One more thing about iOS screenshots

Back in the good old days, when The Talk Show was on 5by5 and Dan Benjamin was the cohost, he’d often say he knew that John Gruber had been traveling that week. It wasn’t because there were fewer posts on Daring Fireball—that almost never happened—it was because the links John posted were often to the mobile versions of websites instead of to their standard versions. If John was linking to mobile versions, that meant he was posting from his iPhone or iPad, and if he was posting from his iPhone or iPad, that meant he was traveling. QED.

I don’t expect to do much posting to ANIAT from my phone, but if I do, there’ll be a similar tell: any iOS screenshots you see will look like those I posted last night. Screenshots in posts written on my Mac will look more like this:

Weather app screenshot via QuickTime

Do you see the differences? There’s no carrier over on the left side of the statusbar, and the time is the iconic 9:41 AM. More subtle, perhaps, are the rounded corners. These are the signs of an iOS screenshot that was taken on a Mac via QuickTime.
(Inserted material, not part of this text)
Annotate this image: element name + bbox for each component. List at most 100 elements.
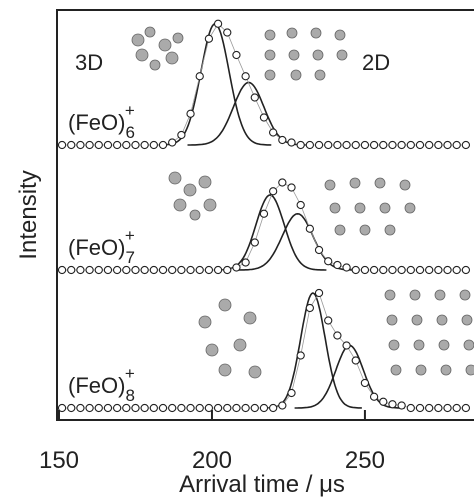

Those of you who’ve been running the Yosemite/iOS 8 combination for a while are probably comfortable with this already, but having just switched to Yosemite a couple of weeks ago—and so far on only one of my two computers—I’m still getting used to it. I remember reading about this last year and thinking how fun it would be to have my iPhone screen showing on my computer. It is.
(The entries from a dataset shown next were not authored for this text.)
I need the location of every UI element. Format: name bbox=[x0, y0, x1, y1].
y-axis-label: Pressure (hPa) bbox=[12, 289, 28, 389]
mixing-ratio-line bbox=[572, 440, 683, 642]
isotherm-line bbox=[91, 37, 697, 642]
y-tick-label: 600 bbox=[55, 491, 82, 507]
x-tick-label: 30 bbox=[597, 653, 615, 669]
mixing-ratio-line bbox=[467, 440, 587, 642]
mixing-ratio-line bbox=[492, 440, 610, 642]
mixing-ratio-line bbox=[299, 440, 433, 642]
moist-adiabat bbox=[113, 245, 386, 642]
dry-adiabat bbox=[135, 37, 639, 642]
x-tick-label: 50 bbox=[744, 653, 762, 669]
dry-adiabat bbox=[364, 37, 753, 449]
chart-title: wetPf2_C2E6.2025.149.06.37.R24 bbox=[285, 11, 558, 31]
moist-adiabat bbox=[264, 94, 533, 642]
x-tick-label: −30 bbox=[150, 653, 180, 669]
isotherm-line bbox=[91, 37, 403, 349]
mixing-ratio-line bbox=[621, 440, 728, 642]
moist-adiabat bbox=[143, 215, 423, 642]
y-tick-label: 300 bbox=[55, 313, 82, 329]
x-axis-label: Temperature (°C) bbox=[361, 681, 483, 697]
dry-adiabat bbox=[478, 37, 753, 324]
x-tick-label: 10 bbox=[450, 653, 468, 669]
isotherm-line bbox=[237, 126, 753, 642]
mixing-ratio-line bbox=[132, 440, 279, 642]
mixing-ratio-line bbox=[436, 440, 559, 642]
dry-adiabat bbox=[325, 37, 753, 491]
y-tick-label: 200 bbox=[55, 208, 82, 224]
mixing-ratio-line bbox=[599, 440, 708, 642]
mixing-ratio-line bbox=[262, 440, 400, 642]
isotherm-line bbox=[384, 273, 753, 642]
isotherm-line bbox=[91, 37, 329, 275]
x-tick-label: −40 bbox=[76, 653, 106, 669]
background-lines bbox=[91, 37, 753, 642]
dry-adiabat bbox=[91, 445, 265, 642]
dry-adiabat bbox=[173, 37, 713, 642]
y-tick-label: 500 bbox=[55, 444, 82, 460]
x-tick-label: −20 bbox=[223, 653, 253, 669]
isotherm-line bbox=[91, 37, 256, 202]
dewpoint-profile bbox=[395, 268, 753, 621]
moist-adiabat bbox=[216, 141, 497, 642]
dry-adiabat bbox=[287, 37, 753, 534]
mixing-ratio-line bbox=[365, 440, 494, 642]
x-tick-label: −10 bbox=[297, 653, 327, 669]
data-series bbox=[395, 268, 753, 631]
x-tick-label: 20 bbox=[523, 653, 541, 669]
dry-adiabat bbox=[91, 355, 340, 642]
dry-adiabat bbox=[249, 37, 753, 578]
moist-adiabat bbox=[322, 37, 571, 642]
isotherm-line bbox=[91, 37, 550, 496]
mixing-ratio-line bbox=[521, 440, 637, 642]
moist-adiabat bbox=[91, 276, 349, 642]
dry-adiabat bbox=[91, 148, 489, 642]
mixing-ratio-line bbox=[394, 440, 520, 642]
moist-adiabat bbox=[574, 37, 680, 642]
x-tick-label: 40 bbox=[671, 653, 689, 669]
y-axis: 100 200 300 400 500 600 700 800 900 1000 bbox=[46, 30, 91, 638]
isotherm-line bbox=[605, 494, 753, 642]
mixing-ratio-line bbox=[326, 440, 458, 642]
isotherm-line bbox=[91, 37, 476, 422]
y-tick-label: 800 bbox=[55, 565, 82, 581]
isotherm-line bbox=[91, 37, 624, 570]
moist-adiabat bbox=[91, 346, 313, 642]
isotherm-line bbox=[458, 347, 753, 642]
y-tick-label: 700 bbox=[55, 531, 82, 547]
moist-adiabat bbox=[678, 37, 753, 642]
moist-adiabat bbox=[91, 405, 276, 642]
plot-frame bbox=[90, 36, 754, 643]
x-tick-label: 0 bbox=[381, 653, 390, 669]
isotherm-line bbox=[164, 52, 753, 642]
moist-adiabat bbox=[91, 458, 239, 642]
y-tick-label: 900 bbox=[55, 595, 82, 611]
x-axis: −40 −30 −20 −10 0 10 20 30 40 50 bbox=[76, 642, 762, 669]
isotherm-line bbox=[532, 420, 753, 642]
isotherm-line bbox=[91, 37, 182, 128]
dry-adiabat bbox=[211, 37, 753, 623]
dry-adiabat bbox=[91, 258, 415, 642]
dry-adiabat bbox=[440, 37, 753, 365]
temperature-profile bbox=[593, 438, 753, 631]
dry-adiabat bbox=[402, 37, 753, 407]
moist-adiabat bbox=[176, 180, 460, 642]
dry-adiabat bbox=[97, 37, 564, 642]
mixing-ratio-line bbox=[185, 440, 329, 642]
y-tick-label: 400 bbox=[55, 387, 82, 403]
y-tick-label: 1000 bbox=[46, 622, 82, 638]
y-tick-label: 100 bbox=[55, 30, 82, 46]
After connecting the iPhone to the Mac through a Lightning cable, I open QuickTime Player and tell it to start recording from the phone. I can then take a quick screenshot of the window using one of my Keyboard Maestro macros: either SnapClip or SnapSCP, depending on what I want to do with the screenshot.
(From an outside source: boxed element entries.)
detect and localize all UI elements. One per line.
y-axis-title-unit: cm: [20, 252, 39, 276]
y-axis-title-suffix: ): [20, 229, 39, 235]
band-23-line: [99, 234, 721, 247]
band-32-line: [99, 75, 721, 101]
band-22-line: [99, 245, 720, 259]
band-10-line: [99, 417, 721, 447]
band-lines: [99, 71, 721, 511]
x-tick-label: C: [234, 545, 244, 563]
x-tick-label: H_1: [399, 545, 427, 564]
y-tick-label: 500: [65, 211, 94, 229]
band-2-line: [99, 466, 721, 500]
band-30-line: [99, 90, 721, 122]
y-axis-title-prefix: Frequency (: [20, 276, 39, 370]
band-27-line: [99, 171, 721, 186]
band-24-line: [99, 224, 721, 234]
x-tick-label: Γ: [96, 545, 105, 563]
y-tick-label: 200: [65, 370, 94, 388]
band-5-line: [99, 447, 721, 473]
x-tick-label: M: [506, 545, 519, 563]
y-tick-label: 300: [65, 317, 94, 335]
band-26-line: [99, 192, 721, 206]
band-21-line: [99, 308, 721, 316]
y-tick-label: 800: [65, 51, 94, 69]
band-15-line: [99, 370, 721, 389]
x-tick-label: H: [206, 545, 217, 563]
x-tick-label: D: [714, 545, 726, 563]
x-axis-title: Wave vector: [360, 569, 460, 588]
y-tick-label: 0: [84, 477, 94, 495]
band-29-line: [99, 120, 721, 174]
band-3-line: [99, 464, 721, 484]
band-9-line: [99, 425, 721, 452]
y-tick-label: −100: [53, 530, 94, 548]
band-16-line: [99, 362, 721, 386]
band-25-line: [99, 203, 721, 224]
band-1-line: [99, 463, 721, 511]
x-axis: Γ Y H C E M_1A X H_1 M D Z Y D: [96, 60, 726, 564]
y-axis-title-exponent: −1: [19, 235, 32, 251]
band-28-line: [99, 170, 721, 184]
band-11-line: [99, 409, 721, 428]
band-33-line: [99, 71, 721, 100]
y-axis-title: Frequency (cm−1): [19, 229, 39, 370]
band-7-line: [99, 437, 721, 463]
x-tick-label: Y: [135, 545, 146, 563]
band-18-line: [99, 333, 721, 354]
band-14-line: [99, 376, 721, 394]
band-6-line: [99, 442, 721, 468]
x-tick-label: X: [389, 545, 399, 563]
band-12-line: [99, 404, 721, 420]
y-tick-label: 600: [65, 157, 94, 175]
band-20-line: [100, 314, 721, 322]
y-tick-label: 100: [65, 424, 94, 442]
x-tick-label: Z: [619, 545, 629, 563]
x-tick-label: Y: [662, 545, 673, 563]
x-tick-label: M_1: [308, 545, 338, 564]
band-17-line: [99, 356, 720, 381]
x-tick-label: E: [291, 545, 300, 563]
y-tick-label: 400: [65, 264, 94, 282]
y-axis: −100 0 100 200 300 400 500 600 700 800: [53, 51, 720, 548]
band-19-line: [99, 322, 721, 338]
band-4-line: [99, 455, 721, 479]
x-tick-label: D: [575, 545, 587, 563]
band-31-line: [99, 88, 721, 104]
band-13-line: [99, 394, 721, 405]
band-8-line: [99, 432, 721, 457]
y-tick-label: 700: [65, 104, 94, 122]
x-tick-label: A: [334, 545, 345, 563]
Of course, the point of displaying an iOS screen in QuickTime isn’t to take static screenshots, it’s to make recordings of iOS apps in action. I’ll probably start doing some of that, too, but the ability to take beautiful, clean screenshots is a nice side effect.

One thing I wasn’t expecting: when QuickTime is recording, my iPhone’s statusbar changes to the generic layout you see above. Not just in the QuickTime window, but on the iPhone itself. Looks weird.

Do I regret the effort I put into the scripts I posted last night? Not at all. They’ve served me well for the past year, and they’ll continue to provide a way of making clean screenshots when I’m away from my computer. But they are going to get less use as time goes on, especially after I update my MacBook Air to Yosemite. I think of last night’s post as their valedictory address.